See the cng-datasets README for full CLI documentation.
Key commands:
| Command | What it does | Where it runs |
|---|---|---|
cng-datasets workflow |
Generates k8s job YAML | Your laptop |
kubectl apply -f ... |
Submits jobs to the cluster | Your laptop |
kubectl get jobs |
Monitors job status | Your laptop |
| Everything else | Processing, S3 uploads, etc. | Kubernetes pods |
NRP S3 is canonical. Two off-NRP destinations, driven by k8s Jobs under catalog/sync/:
| Destination | Purpose | Scope | Mechanism |
|---|---|---|---|
MinIO (minio.carlboettiger.info) |
private backup of every public bucket (and the only off-NRP copy for license-restricted data) | all public-* |
per-bucket Jobs catalog/sync/k8s/sync-public-*.yaml |
Source Cooperative (source.coop) |
public mirror for discoverability | catalogued and license-clear datasets only | weekly source-sync CronJob (+ per-bucket source-sync-*.yaml for backfill) |
# MinIO backup (private)
kubectl apply -f catalog/sync/k8s/sync-public-census.yaml # one bucket
kubectl apply -f catalog/sync/k8s/ # all
# source.coop public mirror — see the campaign docs first (scope is license-gated)

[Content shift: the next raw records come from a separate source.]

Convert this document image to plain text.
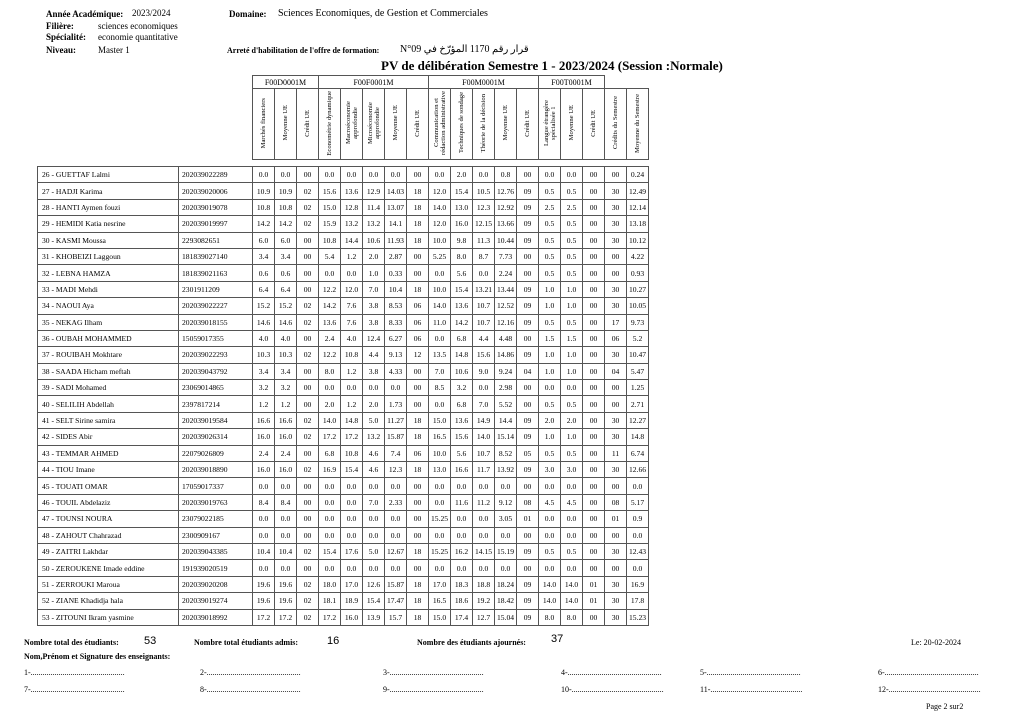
Année Académique: 2023/2024
Filière:	sciences economiques
Spécialité: economie quantitative
Niveau: Master 1
Domaine: Sciences Economiques, de Gestion et Commerciales
Arreté d'habilitation de l'offre de formation: N°09 قرار رقم 1170 المؤرّخ في
PV de délibération Semestre 1 - 2023/2024 (Session :Normale)
		F00D0001M			F00F0001M					F00M0001M					F00T0001M				
		Marchés financiers	Moyenne UE	Crédit UE	Econométrie dynamique	Macroéconomie approfondie	Microéconomie approfondie	Moyenne UE	Crédit UE	Communication et rédaction administrative	Techniques de sondage	Théorie de la décision	Moyenne UE	Crédit UE	Langue étrangère spécialisée 1	Moyenne UE	Crédit UE	Crédits du Semestre	Moyenne du Semestre

26 - GUETTAF Lalmi	202039022289	0.0	0.0	00	0.0	0.0	0.0	0.0	00	0.0	2.0	0.0	0.8	00	0.0	0.0	00	00	0.24
27 - HADJI Karima	202039020006	10.9	10.9	02	15.6	13.6	12.9	14.03	18	12.0	15.4	10.5	12.76	09	0.5	0.5	00	30	12.49
28 - HANTI Aymen fouzi	202039019078	10.8	10.8	02	15.0	12.8	11.4	13.07	18	14.0	13.0	12.3	12.92	09	2.5	2.5	00	30	12.14
29 - HEMIDI Katia nesrine	202039019997	14.2	14.2	02	15.9	13.2	13.2	14.1	18	12.0	16.0	12.15	13.66	09	0.5	0.5	00	30	13.18
30 - KASMI Moussa	2293082651	6.0	6.0	00	10.8	14.4	10.6	11.93	18	10.0	9.8	11.3	10.44	09	0.5	0.5	00	30	10.12
31 - KHOBEIZI Laggoun	181839027140	3.4	3.4	00	5.4	1.2	2.0	2.87	00	5.25	8.0	8.7	7.73	00	0.5	0.5	00	00	4.22
32 - LEBNA HAMZA	181839021163	0.6	0.6	00	0.0	0.0	1.0	0.33	00	0.0	5.6	0.0	2.24	00	0.5	0.5	00	00	0.93
33 - MADI Mehdi	2301911209	6.4	6.4	00	12.2	12.0	7.0	10.4	18	10.0	15.4	13.21	13.44	09	1.0	1.0	00	30	10.27
34 - NAOUI Aya	202039022227	15.2	15.2	02	14.2	7.6	3.8	8.53	06	14.0	13.6	10.7	12.52	09	1.0	1.0	00	30	10.05
35 - NEKAG Ilham	202039018155	14.6	14.6	02	13.6	7.6	3.8	8.33	06	11.0	14.2	10.7	12.16	09	0.5	0.5	00	17	9.73
36 - OUBAH MOHAMMED	15059017355	4.0	4.0	00	2.4	4.0	12.4	6.27	06	0.0	6.8	4.4	4.48	00	1.5	1.5	00	06	5.2
37 - ROUIBAH Mokhtare	202039022293	10.3	10.3	02	12.2	10.8	4.4	9.13	12	13.5	14.8	15.6	14.86	09	1.0	1.0	00	30	10.47
38 - SAADA Hicham meftah	202039043792	3.4	3.4	00	8.0	1.2	3.8	4.33	00	7.0	10.6	9.0	9.24	04	1.0	1.0	00	04	5.47
39 - SADI Mohamed	23069014865	3.2	3.2	00	0.0	0.0	0.0	0.0	00	8.5	3.2	0.0	2.98	00	0.0	0.0	00	00	1.25
40 - SELILIH Abdellah	2397817214	1.2	1.2	00	2.0	1.2	2.0	1.73	00	0.0	6.8	7.0	5.52	00	0.5	0.5	00	00	2.71
41 - SELT Sirine samira	202039019584	16.6	16.6	02	14.0	14.8	5.0	11.27	18	15.0	13.6	14.9	14.4	09	2.0	2.0	00	30	12.27
42 - SIDES Abir	202039026314	16.0	16.0	02	17.2	17.2	13.2	15.87	18	16.5	15.6	14.0	15.14	09	1.0	1.0	00	30	14.8
43 - TEMMAR AHMED	22079026809	2.4	2.4	00	6.8	10.8	4.6	7.4	06	10.0	5.6	10.7	8.52	05	0.5	0.5	00	11	6.74
44 - TIOU Imane	202039018890	16.0	16.0	02	16.9	15.4	4.6	12.3	18	13.0	16.6	11.7	13.92	09	3.0	3.0	00	30	12.66
45 - TOUATI OMAR	17059017337	0.0	0.0	00	0.0	0.0	0.0	0.0	00	0.0	0.0	0.0	0.0	00	0.0	0.0	00	00	0.0
46 - TOUIL Abdelaziz	202039019763	8.4	8.4	00	0.0	0.0	7.0	2.33	00	0.0	11.6	11.2	9.12	08	4.5	4.5	00	08	5.17
47 - TOUNSI NOURA	23079022185	0.0	0.0	00	0.0	0.0	0.0	0.0	00	15.25	0.0	0.0	3.05	01	0.0	0.0	00	01	0.9
48 - ZAHOUT Chahrazad	2300909167	0.0	0.0	00	0.0	0.0	0.0	0.0	00	0.0	0.0	0.0	0.0	00	0.0	0.0	00	00	0.0
49 - ZAITRI Lakhdar	202039043385	10.4	10.4	02	15.4	17.6	5.0	12.67	18	15.25	16.2	14.15	15.19	09	0.5	0.5	00	30	12.43
50 - ZEROUKENE Imade eddine	191939020519	0.0	0.0	00	0.0	0.0	0.0	0.0	00	0.0	0.0	0.0	0.0	00	0.0	0.0	00	00	0.0
51 - ZERROUKI Maroua	202039020208	19.6	19.6	02	18.0	17.0	12.6	15.87	18	17.0	18.3	18.8	18.24	09	14.0	14.0	01	30	16.9
52 - ZIANE Khadidja hala	202039019274	19.6	19.6	02	18.1	18.9	15.4	17.47	18	16.5	18.6	19.2	18.42	09	14.0	14.0	01	30	17.8
53 - ZITOUNI Ikram yasmine	202039018992	17.2	17.2	02	17.2	16.0	13.9	15.7	18	15.0	17.4	12.7	15.04	09	8.0	8.0	00	30	15.23
Nombre total des étudiants: 53	Nombre total étudiants admis:	16	Nombre des étudiants ajournés: 37	Le: 20-02-2024
Nom,Prénom et Signature des enseignants:
1-...............................................	2-...............................................	3-...............................................	4-...............................................	5-...............................................	6-...............................................
7-...............................................	8-...............................................	9-...............................................	10-..............................................	11-..............................................	12-..............................................
Page 2 sur2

catalog/sync/source-coop/dry-run-local.sh census # preview (no writes)
catalog/sync/source-coop/run-source-sync.sh census # one repo (manual/backfill)

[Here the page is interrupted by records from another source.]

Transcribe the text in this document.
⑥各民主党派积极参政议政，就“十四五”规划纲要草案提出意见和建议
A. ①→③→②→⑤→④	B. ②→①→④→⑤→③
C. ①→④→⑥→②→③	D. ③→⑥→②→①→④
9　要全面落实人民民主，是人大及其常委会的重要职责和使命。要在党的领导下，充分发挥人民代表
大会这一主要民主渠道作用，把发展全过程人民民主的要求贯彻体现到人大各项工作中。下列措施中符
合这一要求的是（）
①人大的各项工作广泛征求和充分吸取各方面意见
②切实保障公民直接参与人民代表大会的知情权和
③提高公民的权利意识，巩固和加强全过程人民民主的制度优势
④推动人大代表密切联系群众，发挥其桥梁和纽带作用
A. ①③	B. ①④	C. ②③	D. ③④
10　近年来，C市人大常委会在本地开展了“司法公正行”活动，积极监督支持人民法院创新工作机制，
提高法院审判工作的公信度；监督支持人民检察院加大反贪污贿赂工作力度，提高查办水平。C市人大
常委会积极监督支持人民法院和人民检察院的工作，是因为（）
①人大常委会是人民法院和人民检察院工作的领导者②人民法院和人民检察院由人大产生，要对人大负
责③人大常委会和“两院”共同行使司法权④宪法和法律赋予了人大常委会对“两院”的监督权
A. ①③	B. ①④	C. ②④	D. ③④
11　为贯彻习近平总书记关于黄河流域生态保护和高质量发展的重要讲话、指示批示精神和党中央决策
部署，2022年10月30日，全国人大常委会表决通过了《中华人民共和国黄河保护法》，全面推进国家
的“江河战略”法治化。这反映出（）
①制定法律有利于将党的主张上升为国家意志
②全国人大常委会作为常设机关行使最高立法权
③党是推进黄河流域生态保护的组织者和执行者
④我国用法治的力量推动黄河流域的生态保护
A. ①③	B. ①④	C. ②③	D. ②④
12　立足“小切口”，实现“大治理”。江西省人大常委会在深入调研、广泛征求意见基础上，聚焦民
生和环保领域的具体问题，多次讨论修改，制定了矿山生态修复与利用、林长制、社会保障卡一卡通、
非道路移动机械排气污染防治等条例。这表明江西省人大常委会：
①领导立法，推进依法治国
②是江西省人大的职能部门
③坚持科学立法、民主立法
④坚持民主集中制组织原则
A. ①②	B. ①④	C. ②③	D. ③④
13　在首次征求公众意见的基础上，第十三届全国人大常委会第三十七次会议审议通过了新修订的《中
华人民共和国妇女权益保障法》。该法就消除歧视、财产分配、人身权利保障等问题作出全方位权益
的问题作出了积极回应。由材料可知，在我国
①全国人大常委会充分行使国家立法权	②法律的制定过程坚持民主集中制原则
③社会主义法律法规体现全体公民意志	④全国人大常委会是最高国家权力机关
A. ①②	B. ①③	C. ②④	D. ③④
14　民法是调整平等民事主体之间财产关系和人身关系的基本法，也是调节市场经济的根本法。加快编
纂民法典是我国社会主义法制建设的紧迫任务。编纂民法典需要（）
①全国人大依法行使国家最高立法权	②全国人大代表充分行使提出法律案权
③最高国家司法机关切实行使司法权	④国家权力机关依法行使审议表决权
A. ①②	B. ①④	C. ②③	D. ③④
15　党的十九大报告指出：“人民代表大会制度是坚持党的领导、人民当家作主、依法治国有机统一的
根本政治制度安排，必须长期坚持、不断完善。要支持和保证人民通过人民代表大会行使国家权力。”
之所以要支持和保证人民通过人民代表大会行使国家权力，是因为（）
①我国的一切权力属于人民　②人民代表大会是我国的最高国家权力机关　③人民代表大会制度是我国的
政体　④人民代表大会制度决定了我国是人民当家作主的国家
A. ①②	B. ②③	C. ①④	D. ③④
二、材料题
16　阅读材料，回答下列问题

kubectl -n biodiversity create job --from=cronjob/source-sync source-sync-manual # run the weekly job now
kubectl get jobs | grep -E 'sync-public|source-sync' # monitorEach job runs rclone sync with bandwidth throttling. When adding a new NRP bucket, add a MinIO sync job (see AGENTS.md Step 7).
source.coop is a standing automated mirror, not a one-shot. A weekly source-sync CronJob (Sundays 08:00 UTC, catalog/sync/k8s/source-sync-cron.yaml) re-syncs every in-scope repo and then re-applies the Phase 2 STAC href-rewrite (rewrite-stac-hrefs.py, which repoints mirrored STAC hrefs to data.source.coop/…; a plain sync would clobber it). It does not auto-discover new NRP buckets — scope is the generated source-sync-scope ConfigMap. Adding a bucket means following the add-a-repo loop in the campaign README, including manually creating the cboettig/<repo> product in the source.coop web UI first (the create API is disabled); a repo added to scope before its product exists fails its own sync visibly (continue-on-error) rather than auto-creating anything.

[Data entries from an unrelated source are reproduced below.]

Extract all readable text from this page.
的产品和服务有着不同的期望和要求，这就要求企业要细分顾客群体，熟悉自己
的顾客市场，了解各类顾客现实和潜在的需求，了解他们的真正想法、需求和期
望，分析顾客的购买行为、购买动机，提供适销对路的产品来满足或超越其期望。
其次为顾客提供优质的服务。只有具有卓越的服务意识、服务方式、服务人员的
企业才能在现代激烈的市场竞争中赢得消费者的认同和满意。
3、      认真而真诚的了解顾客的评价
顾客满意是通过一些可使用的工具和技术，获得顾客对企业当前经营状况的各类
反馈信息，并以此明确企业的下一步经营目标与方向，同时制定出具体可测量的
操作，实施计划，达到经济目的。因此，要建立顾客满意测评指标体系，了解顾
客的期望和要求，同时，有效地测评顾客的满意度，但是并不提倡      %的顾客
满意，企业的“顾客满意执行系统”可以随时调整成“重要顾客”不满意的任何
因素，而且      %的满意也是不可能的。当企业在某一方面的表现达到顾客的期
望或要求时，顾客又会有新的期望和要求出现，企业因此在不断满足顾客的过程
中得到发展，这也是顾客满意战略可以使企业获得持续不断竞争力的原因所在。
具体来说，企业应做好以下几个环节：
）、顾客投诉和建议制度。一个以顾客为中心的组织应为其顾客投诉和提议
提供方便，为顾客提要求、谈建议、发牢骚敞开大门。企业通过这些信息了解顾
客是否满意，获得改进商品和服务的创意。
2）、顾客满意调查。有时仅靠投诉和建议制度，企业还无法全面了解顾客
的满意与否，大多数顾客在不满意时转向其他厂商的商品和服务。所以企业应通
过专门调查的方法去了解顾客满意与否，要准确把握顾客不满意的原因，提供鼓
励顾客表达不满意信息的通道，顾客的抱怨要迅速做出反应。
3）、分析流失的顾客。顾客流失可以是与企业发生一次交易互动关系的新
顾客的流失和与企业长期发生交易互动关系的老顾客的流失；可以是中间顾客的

source.coop mirror — read before touching it: catalog/sync/source-coop/README.md is the campaign plan (scope policy, the add-a-repo loop, the weekly CronJob, account-wide-credentials safety, the Phase 2 STAC rewrite). Scope is the REPOS/MODE/EXCLUDES arrays in gen-source-sync.sh; per-collection license verdicts are in license-inventory.md. Some datasets cannot be mirrored (license forbids redistribution — WDPA/IUCN/ICCA/HydroBASINS) and stay MinIO-only. Tracking + status: issue #158.
- Cluster: NRP Nautilus, namespace
biodiversity - S3: Ceph object storage (S3-compatible, not AWS)
- Public endpoint:
https://s3-west.nrp-nautilus.io/<bucket>/<path> - MinIO backup:
minio.carlboettiger.info(private backup; synced viacatalog/sync/k8s/sync-public-*.yaml) - Source Cooperative:
us-west-2.opendata.source.coop/cboettig/<repo>(public mirror, license-gated; seecatalog/sync/source-coop/) - Secrets:
awsandrclone-configare pre-configured in the namespace (rclone-confighasnrp,minio, andsourceremotes)
See .github/copilot-instructions.md for detailed infrastructure context.